Letters to the editor, Week of October 12, 2017

Monarch article factful

To the editor:

My special thanks to Roland Hallee for his explanation of the Monarch butterflies’ migration journey. At last, after a lifelong interest, I “get” how it takes four generations. The whole article (The Town Line on October 5, 2017) is fact-filled and very easy to read. I enjoy The Town Line as a subscriber and always find something of special interest. The butterfly article is especially special.

Charlotte Henderson
Washington

Letters to the editor, Week of September 28, 2017

Small act of environmental kindness

To the editor:

My letter regarding roadside waste, published a couple of weeks ago, was not terribly uplifting. However, I’m writing this short note to add a positive postscript. This morning, Monday, September 25, I was on my bike for a bit of a ride and had just turned onto the Dirigo Road from Rte. 3. As I went up the slight rise, I noticed a lot of round white covers from sheet rock “mud” containers; I would guess they blew out of the back of a pick-up. I stopped and started to pick them up with the intent of piling them next to the road and retrieving them on my next trip to the transfer station. As I was working my way along, another pick-up went by and then backed up and stopped. The driver got out, picked up the covers I hadn’t reached and put those and my handful on the passenger side of his vehicle. We talked for couple of seconds, shook hands and off he went. He said he hadn’t realized what I was doing as he passed the first time, but returned when he did.

Long story short, this small act of environmental kindness is the perfect example of what we all should be willing to do to help save the world around us. I didn’t get the driver’s name but to the guy with the reddish hair and the blue pick-up, you’re a great representation of what we need. Keep it going!

Bob Bennett

Big oil will always control us

To the editor:

Something for you readers to digest and maybe recall President [Dwight D.] Eisenhower, when elected, uttered these famous words: “Beware the industrial/military complex.” Think he meant arms manufacturers as well as other nice people?

As per the authoritative Oil and Gas Journal (Oct. 13, 2011, Pg. 104), “Big oil will control some 82.8 percent of future Iraqi crude oil production: Exxon-Mobil 22.7 percent, British Petroleum (BP) 20.6 percent, LukeOil 20 percent and Shell 19.5 percent.

This to me is just another transfer of wealth from the Americans who shed their blood and paid treasure to open Iraq for exploitation by the West to the international super rich who, as we all know, run the world while the rest of us poor folks just go on plugging with our heads in the sand.

PS: Too bad Mr.
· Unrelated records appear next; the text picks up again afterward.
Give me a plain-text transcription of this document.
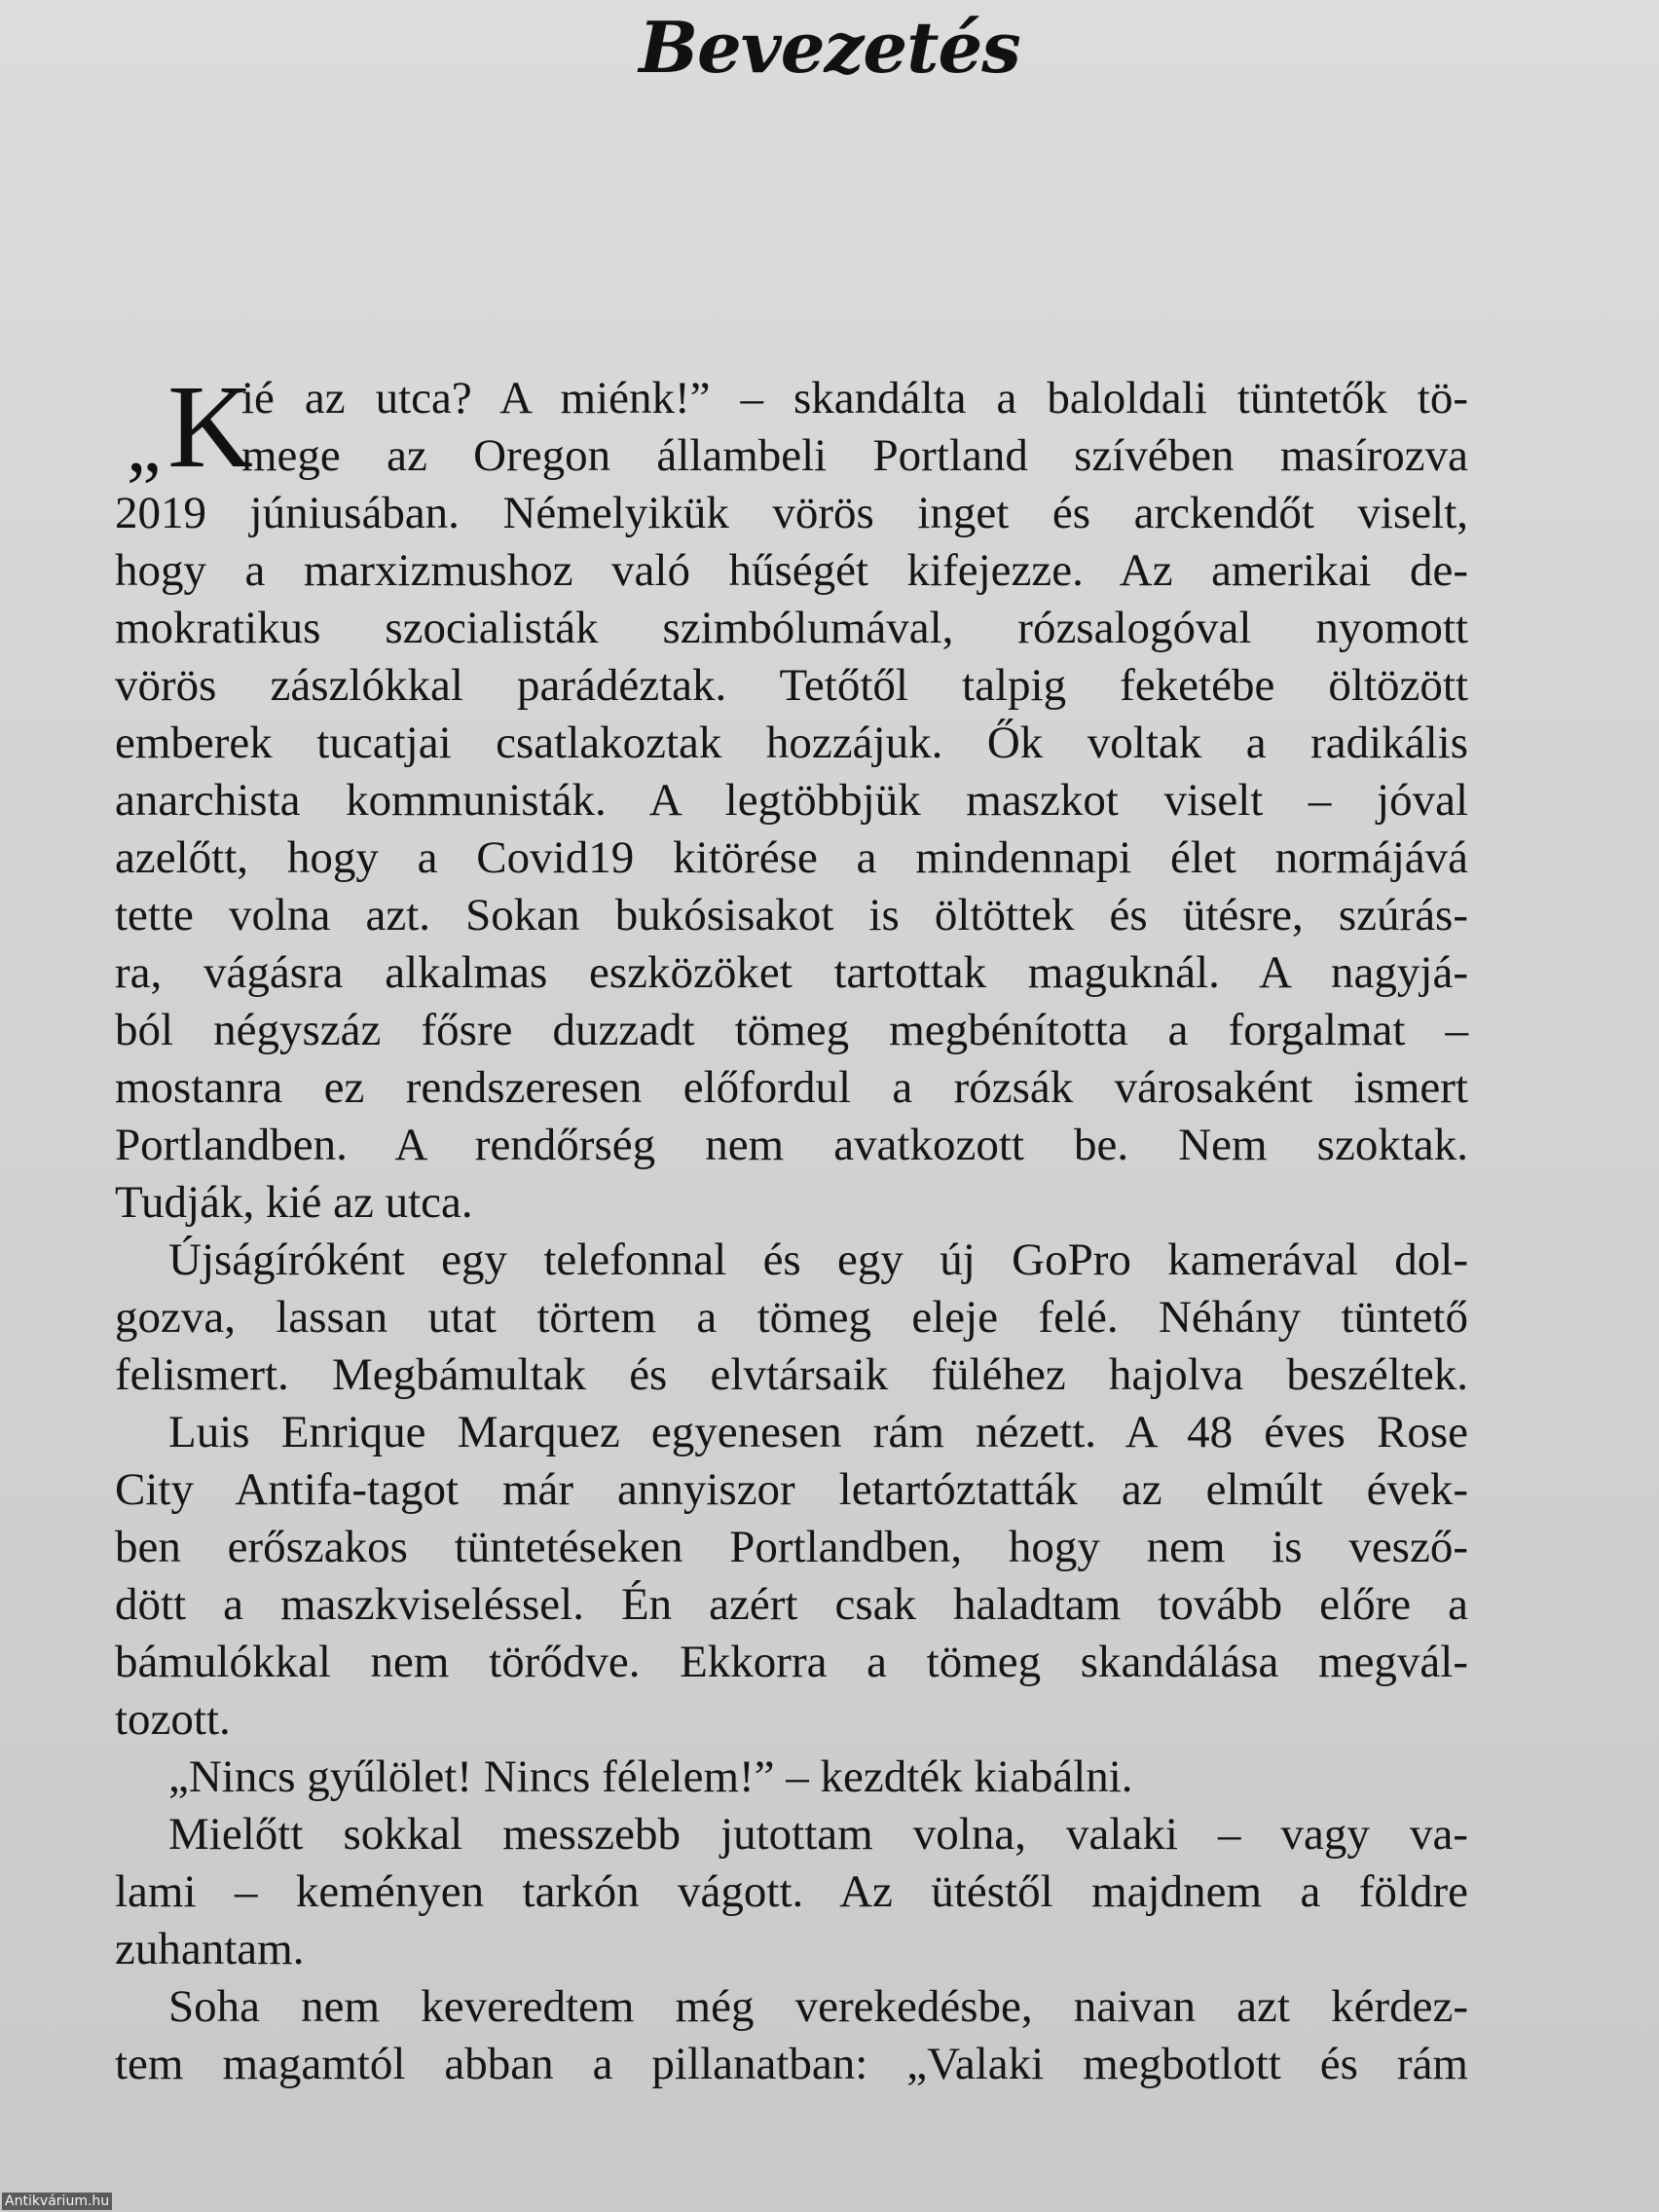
Bevezetés
„ K
ié az utca? A miénk!” – skandálta a baloldali tüntetők tö-
mege az Oregon állambeli Portland szívében masírozva
2019 júniusában. Némelyikük vörös inget és arckendőt viselt,
hogy a marxizmushoz való hűségét kifejezze. Az amerikai de-
mokratikus szocialisták szimbólumával, rózsalogóval nyomott
vörös zászlókkal parádéztak. Tetőtől talpig feketébe öltözött
emberek tucatjai csatlakoztak hozzájuk. Ők voltak a radikális
anarchista kommunisták. A legtöbbjük maszkot viselt – jóval
azelőtt, hogy a Covid19 kitörése a mindennapi élet normájává
tette volna azt. Sokan bukósisakot is öltöttek és ütésre, szúrás-
ra, vágásra alkalmas eszközöket tartottak maguknál. A nagyjá-
ból négyszáz fősre duzzadt tömeg megbénította a forgalmat –
mostanra ez rendszeresen előfordul a rózsák városaként ismert
Portlandben. A rendőrség nem avatkozott be. Nem szoktak.
Tudják, kié az utca.
Újságíróként egy telefonnal és egy új GoPro kamerával dol-
gozva, lassan utat törtem a tömeg eleje felé. Néhány tüntető
felismert. Megbámultak és elvtársaik füléhez hajolva beszéltek.
Luis Enrique Marquez egyenesen rám nézett. A 48 éves Rose
City Antifa-tagot már annyiszor letartóztatták az elmúlt évek-
ben erőszakos tüntetéseken Portlandben, hogy nem is vesző-
dött a maszkviseléssel. Én azért csak haladtam tovább előre a
bámulókkal nem törődve. Ekkorra a tömeg skandálása megvál-
tozott.
„Nincs gyűlölet! Nincs félelem!” – kezdték kiabálni.
Mielőtt sokkal messzebb jutottam volna, valaki – vagy va-
lami – keményen tarkón vágott. Az ütéstől majdnem a földre
zuhantam.
Soha nem keveredtem még verekedésbe, naivan azt kérdez-
tem magamtól abban a pillanatban: „Valaki megbotlott és rám
Antikvárium.hu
Burns, in his documentary Vietnam, didn’t expose how many bombs were dropped there and what it cost, along with 58,000 poor GIs.

Frank Slason
Somerville

LETTERS TO THE EDITOR, Week of September 21, 2017

Why was poster removed

To the editor:

I am writing with great disappointment that any individual would remove posters placed for a cause that could benefit many. Two weeks ago I placed posters for the 2017 Walk to End Alzheimer’s at public bulletin boards at the Palermo Town Office and Palermo Post Office. When I went to the Town Office Saturday, Sept. 16, they were both removed. I had not placed them over anything else nor had I taken down anything else, even if it was expired. The boards are public, especially on the post office property, and many non-Palermo events are frequently posted. The walk is a fund-raising activity held in support of Alzheimer’s disease research and these posters were appropriate for the sites. The local Walk is to be held on October 14, 2017, at Head of Falls, in Waterville, and my hope was to encourage participation. Although you may not have suffered the affects of Alzheimer’s personally, odds are that someone in your lifetime –family, friend, co-worker — will and it will touch you, too.